Não falta uma alfinetada ao cristianismo, um retrato da sociedade inglesa ou um pontapé nas canelas do comunismo, num livro que é também sobre os acasos da existência e um lembrete, sem qualquer moralismo ou espírito de propaganda, da segunda guerra mundial e de todos os crimes cometidos, para que as novas gerações não esqueçam o mal que aconteceu à sua volta – e que outras gerações sentiram na pele. Como se lê a dado momento, “o passado, o passado moderno era um peso, um fardo de escombros amontoados, de sofrimento esquecido”.
“Lições” é uma história individual mas, também, é um pouco a história do mundo, muito na sombra do “Coração das Trevas” de Conrad, um legado de McEwan ao mundo que deixa no ar vários alertas, formulando – através de Roland e do seu inalcançável projecto literário – muitas perguntas a que dificilmente encontrará respostas em vida. “Seria possível impedir um aquecimento global catastrófico?
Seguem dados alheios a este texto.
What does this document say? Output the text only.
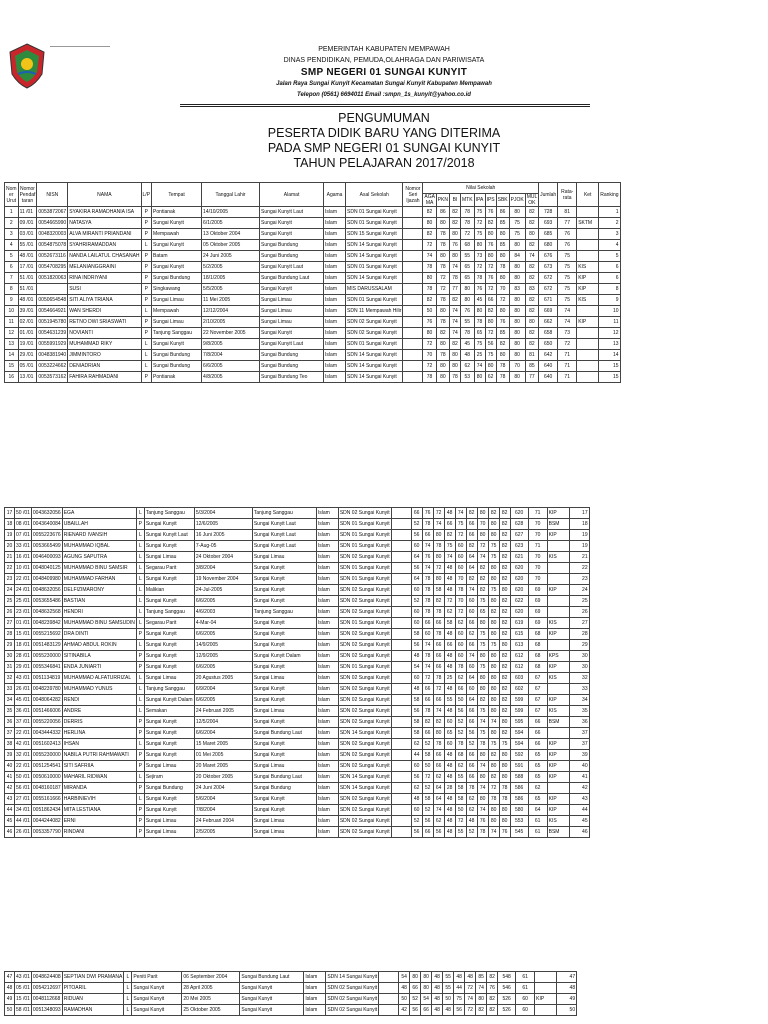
PEMERINTAH KABUPATEN MEMPAWAH
DINAS PENDIDIKAN, PEMUDA,OLAHRAGA DAN PARIWISATA
SMP NEGERI 01 SUNGAI KUNYIT
Jalan Raya Sungai Kunyit Kecamatan Sungai Kunyit Kabupaten Mempawah
Telepon (0561) 6694011 Email :smpn_1s_kunyit@yahoo.co.id
PENGUMUMAN
PESERTA DIDIK BARU YANG DITERIMA
PADA SMP NEGERI 01 SUNGAI KUNYIT
TAHUN PELAJARAN 2017/2018
Nom er Urut	Nomor Pendaf taran	NISN	NAMA	L/P	Tempat	Tanggal Lahir	Alamat	Agama	Asal Sekolah	Nomor Seri Ijazah	Nilai Sekolah									Jumlah	Rata-rata	Ket	Ranking
											AGA MA	PKN	BI	MTK	IPA	IPS	SBK	PJOK	MUL OK				
1	11 /01	0053872067	SYAKIRA RAMADHANIA ISA	P	Pontianak	14/10/2005	Sungai Kunyit Laut	Islam	SDN 01 Sungai Kunyit		82	86	82	78	75	76	86	80	82	728	81		1
2	09 /01	0054665990	NATASYA	P	Sungai Kunyit	6/1/2005	Sungai Kunyit	Islam	SDN 01 Sungai Kunyit		80	80	82	78	72	82	85	75	82	693	77	SKTM	2
3	03 /01	0048320003	ALVA MIRANTI PRIANDANI	P	Mempawah	13 Oktober 2004	Sungai Kunyit	Islam	SDN 15 Sungai Kunyit		82	78	80	72	75	80	80	75	80	685	76		3
4	55 /01	0054875078	SYAHRIRAMADDAN	L	Sungai Kunyit	05 Oktober 2005	Sungai Bundung	Islam	SDN 14 Sungai Kunyit		72	78	76	68	80	76	85	80	82	680	76		4
5	48 /01	0052673116	NANDA LAILATUL CHASANAH	P	Batam	24 Juni 2005	Sungai Bundung	Islam	SDN 14 Sungai Kunyit		74	80	80	55	73	80	80	84	74	676	75		5
6	17 /01	0054708295	MELANIANGGRAINI	P	Sungai Kunyit	5/2/2005	Sungai Kunyit Laut	Islam	SDN 01 Sungai Kunyit		78	78	74	65	72	72	78	80	82	673	75	KIS	6
7	51 /01	0051820063	RINA INDRIYANI	P	Sungai Bundung	18/1/2005	Sungai Bundung Laut	Islam	SDN 14 Sungai Kunyit		80	72	78	65	78	76	80	80	82	672	75	KIP	6
8	51 /01		SUSI	P	Singkawang	5/5/2005	Sungai Kunyit	Islam	MIS DARUSSALAM		78	72	77	80	76	72	70	83	83	672	75	KIP	8
9	48 /01	0050654548	SITI ALIYA TRIANA	P	Sungai Limau	11 Mei 2005	Sungai Limau	Islam	SDN 01 Sungai Kunyit		82	78	82	80	45	66	72	80	82	671	75	KIS	9
10	39 /01	0054664921	WAN SHERDI	L	Mempawah	12/12/2004	Sungai Limau	Islam	SDN 11 Mempawah Hilir		50	80	74	76	80	82	80	80	82	669	74		10
11	02 /01	0051945780	RETNO DWI SRIASWATI	P	Sungai Limau	2/10/2005	Sungai Limau	Islam	SDN 02 Sungai Kunyit		76	78	74	55	78	80	76	80	80	662	74	KIP	11
12	01 /01	0054631239	NOVIANTI	P	Tanjung Sanggau	22 November 2005	Sungai Kunyit	Islam	SDN 02 Sungai Kunyit		80	82	74	78	65	72	85	80	82	658	73		12
13	19 /01	0055991929	MUHAMMAD RIKY	L	Sungai Kunyit	9/8/2005	Sungai Kunyit Laut	Islam	SDN 01 Sungai Kunyit		72	80	82	45	75	56	82	80	82	650	72		13
14	29 /01	0048381940	JIMMINTORO	L	Sungai Bundung	7/8/2004	Sungai Bundung	Islam	SDN 14 Sungai Kunyit		70	78	80	48	25	75	80	80	81	642	71		14
15	05 /01	0053224662	DENIADRIAN	L	Sungai Bundung	6/6/2005	Sungai Bundung	Islam	SDN 14 Sungai Kunyit		72	80	80	62	74	80	78	70	85	640	71		15
16	13 /01	0053573162	FAHIRA RAHMADANI	P	Pontianak	4/8/2005	Sungai Bundung Teo	Islam	SDN 14 Sungai Kunyit		78	80	78	53	80	62	78	80	77	640	71		15
17	50 /01	0043632056	EGA	L	Tanjung Sanggau	5/3/2004	Tanjung Sanggau	Islam	SDN 02 Sungai Kunyit		66	76	72	48	74	82	80	82	82	620	71	KIP	17
18	08 /01	0043640084	UBAILLAH	P	Sungai Kunyit	12/6/2005	Sungai Kunyit Laut	Islam	SDN 01 Sungai Kunyit		52	78	74	66	75	66	70	80	82	628	70	BSM	18
19	07 /01	0055223676	RIENARD IVANSIH	L	Sungai Kunyit Laut	16 Juni 2005	Sungai Kunyit Laut	Islam	SDN 01 Sungai Kunyit		56	66	80	82	72	66	80	80	82	627	70	KIP	19
20	33 /01	0053665499	MUHAMMAD IQBAL	L	Sungai Kunyit	7-Aug-05	Sungai Kunyit Laut	Islam	SDN 01 Sungai Kunyit		60	74	78	75	60	82	72	75	82	623	71		19
21	16 /01	0046400093	AGUNG SAPUTRA	L	Sungai Limau	24 Oktober 2004	Sungai Limau	Islam	SDN 02 Sungai Kunyit		64	76	80	74	60	64	74	75	82	621	70	KIS	21
22	10 /01	0048040125	MUHAMMAD BINU SAMSIR	L	Segarau Parit	3/8/2004	Sungai Kunyit	Islam	SDN 01 Sungai Kunyit		56	74	72	48	60	64	82	80	82	620	70		22
23	22 /01	0048409980	MUHAMMAD FARHAN	L	Sungai Kunyit	19 November 2004	Sungai Kunyit	Islam	SDN 01 Sungai Kunyit		64	78	80	48	70	82	82	80	82	620	70		23
24	24 /01	0048632056	DELFIZIMARONY	L	Malikian	24-Jul-2005	Sungai Kunyit	Islam	SDN 02 Sungai Kunyit		60	78	58	48	78	74	82	75	80	620	69	KIP	24
25	25 /01	0053655486	BASTIAN	L	Sungai Kunyit	6/6/2005	Sungai Kunyit	Islam	SDN 02 Sungai Kunyit		52	78	82	72	70	60	75	80	82	622	69		25
26	23 /01	0048632568	HENDRI	L	Tanjung Sanggau	4/6/2003	Tanjung Sanggau	Islam	SDN 02 Sungai Kunyit		60	78	78	62	72	60	65	82	82	620	69		26
27	01 /01	0048239842	MUHAMMAD BINU SAMSUDIN	L	Segarau Parit	4-Mar-04	Sungai Kunyit	Islam	SDN 01 Sungai Kunyit		60	66	66	58	62	66	80	80	82	619	69	KIS	27
28	15 /01	0055215692	DRA DINTI	P	Sungai Kunyit	6/6/2005	Sungai Kunyit	Islam	SDN 02 Sungai Kunyit		58	60	78	48	60	62	75	80	82	615	68	KIP	28
29	18 /01	0051483129	AHMAD ABDUL ROKIN	L	Sungai Kunyit	14/9/2005	Sungai Kunyit	Islam	SDN 02 Sungai Kunyit		56	74	66	66	60	66	75	75	80	613	68		29
30	28 /01	0055230000	SITINABILA	P	Sungai Kunyit	12/9/2005	Sungai Kunyit Dalam	Islam	SDN 02 Sungai Kunyit		48	78	66	48	60	74	80	80	82	612	68	KPS	30
31	29 /01	0055346841	ENDA JUNIARTI	P	Sungai Kunyit	6/6/2005	Sungai Kunyit	Islam	SDN 01 Sungai Kunyit		54	74	66	48	78	60	75	80	82	612	68	KIP	30
32	43 /01	0051134819	MUHAMMAD ALFATURRIZAL	L	Sungai Limau	20 Agustus 2005	Sungai Limau	Islam	SDN 02 Sungai Kunyit		60	72	78	25	62	64	80	80	82	603	67	KIS	32
33	26 /01	0048239780	MUHAMMAD YUNUS	L	Tanjung Sanggau	6/9/2004	Sungai Kunyit	Islam	SDN 02 Sungai Kunyit		48	66	72	48	66	60	80	80	82	602	67		33
34	45 /01	0048064282	RENDI	L	Sungai Kunyit Dalam	6/6/2005	Sungai Kunyit	Islam	SDN 02 Sungai Kunyit		58	66	66	55	50	64	82	80	82	599	67	KIP	34
35	36 /01	0051466006	ANDRE	L	Semakan	24 Februari 2005	Sungai Limau	Islam	SDN 02 Sungai Kunyit		56	78	74	48	56	66	75	80	82	599	67	KIS	35
36	37 /01	0055220056	DERRIS	P	Sungai Kunyit	12/5/2004	Sungai Kunyit	Islam	SDN 02 Sungai Kunyit		58	82	82	60	52	66	74	74	80	595	66	BSM	36
37	22 /01	0043444332	HERLINA	P	Sungai Kunyit	6/6/2004	Sungai Bundung Laut	Islam	SDN 14 Sungai Kunyit		58	66	80	65	52	56	75	80	82	594	66		37
38	42 /01	0051602413	IHSAN	L	Sungai Kunyit	15 Maret 2005	Sungai Kunyit	Islam	SDN 02 Sungai Kunyit		62	52	78	60	78	52	78	75	75	594	66	KIP	37
39	32 /01	0055230000	NABILA PUTRI RAHMAWATI	P	Sungai Kunyit	01 Mei 2005	Sungai Kunyit	Islam	SDN 02 Sungai Kunyit		44	58	66	48	68	66	80	82	80	592	65	KIP	39
40	22 /01	0051254541	SITI SAFRIIA	P	Sungai Limau	20 Maret 2005	Sungai Limau	Islam	SDN 02 Sungai Kunyit		60	50	66	48	62	66	74	80	80	591	65	KIP	40
41	50 /01	0050610000	MAHARIL RIDWAN	L	Sejiram	20 Oktober 2005	Sungai Bundung Laut	Islam	SDN 14 Sungai Kunyit		56	72	62	48	55	66	80	82	80	588	65	KIP	41
42	56 /01	0048160187	MIRANDA	P	Sungai Bundung	24 Juni 2004	Sungai Bundung	Islam	SDN 14 Sungai Kunyit		62	52	64	28	58	78	74	72	78	586	62		42
43	27 /01	0055161666	HARBINIEVIH	L	Sungai Kunyit	5/6/2004	Sungai Kunyit	Islam	SDN 02 Sungai Kunyit		48	58	64	48	58	62	80	78	78	586	65	KIP	43
44	34 /01	0051862434	MITA LESTIANA	P	Sungai Kunyit	7/8/2004	Sungai Kunyit	Islam	SDN 02 Sungai Kunyit		60	52	74	48	50	62	74	80	80	580	64	KIP	44
45	44 /01	0044244082	ERNI	P	Sungai Limau	24 Februari 2004	Sungai Limau	Islam	SDN 02 Sungai Kunyit		52	56	62	48	72	48	76	80	80	553	61	KIS	45
46	26 /01	0053357790	RINDANI	P	Sungai Limau	2/5/2005	Sungai Limau	Islam	SDN 02 Sungai Kunyit		56	66	56	48	55	52	78	74	76	545	61	BSM	46
47	43 /01	0048624408	SEPTIAN DWI PRAMANA	L	Peniti Parit	06 September 2004	Sungai Bundung Laut	Islam	SDN 14 Sungai Kunyit		54	80	80	48	55	48	48	85	82	548	61		47
48	05 /01	0054212697	PITOARIL	L	Sungai Kunyit	28 April 2005	Sungai Kunyit	Islam	SDN 02 Sungai Kunyit		48	66	80	48	55	44	72	74	76	546	61		48
49	15 /01	0048112668	RIDUAN	L	Sungai Kunyit	20 Mei 2005	Sungai Kunyit	Islam	SDN 02 Sungai Kunyit		50	52	54	48	50	75	74	80	82	526	60	KIP	49
50	58 /01	0051348093	RAMADHAN	L	Sungai Kunyit	25 Oktober 2005	Sungai Kunyit	Islam	SDN 02 Sungai Kunyit		42	56	66	48	48	56	72	82	82	526	60		50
Estaria uma guerra sino-americana a ser entretecida no desenho da história? A erupção global do nacionalismo racista cederia a qualquer coisa mais generosa, mais construtiva? Poderíamos inverter a actual grande extinção de espécies? Seria possível a sociedade aberrta encontrar formas novas e mais justas de florescer? Iria a inteligência artificial tornar-nos sábios ou loucos ou irrelevantes? Conseguiríamos chegar ao fim do século sem uma troca de mísseis nucleares?”. Obrigado pela Lição, mestre McEwan.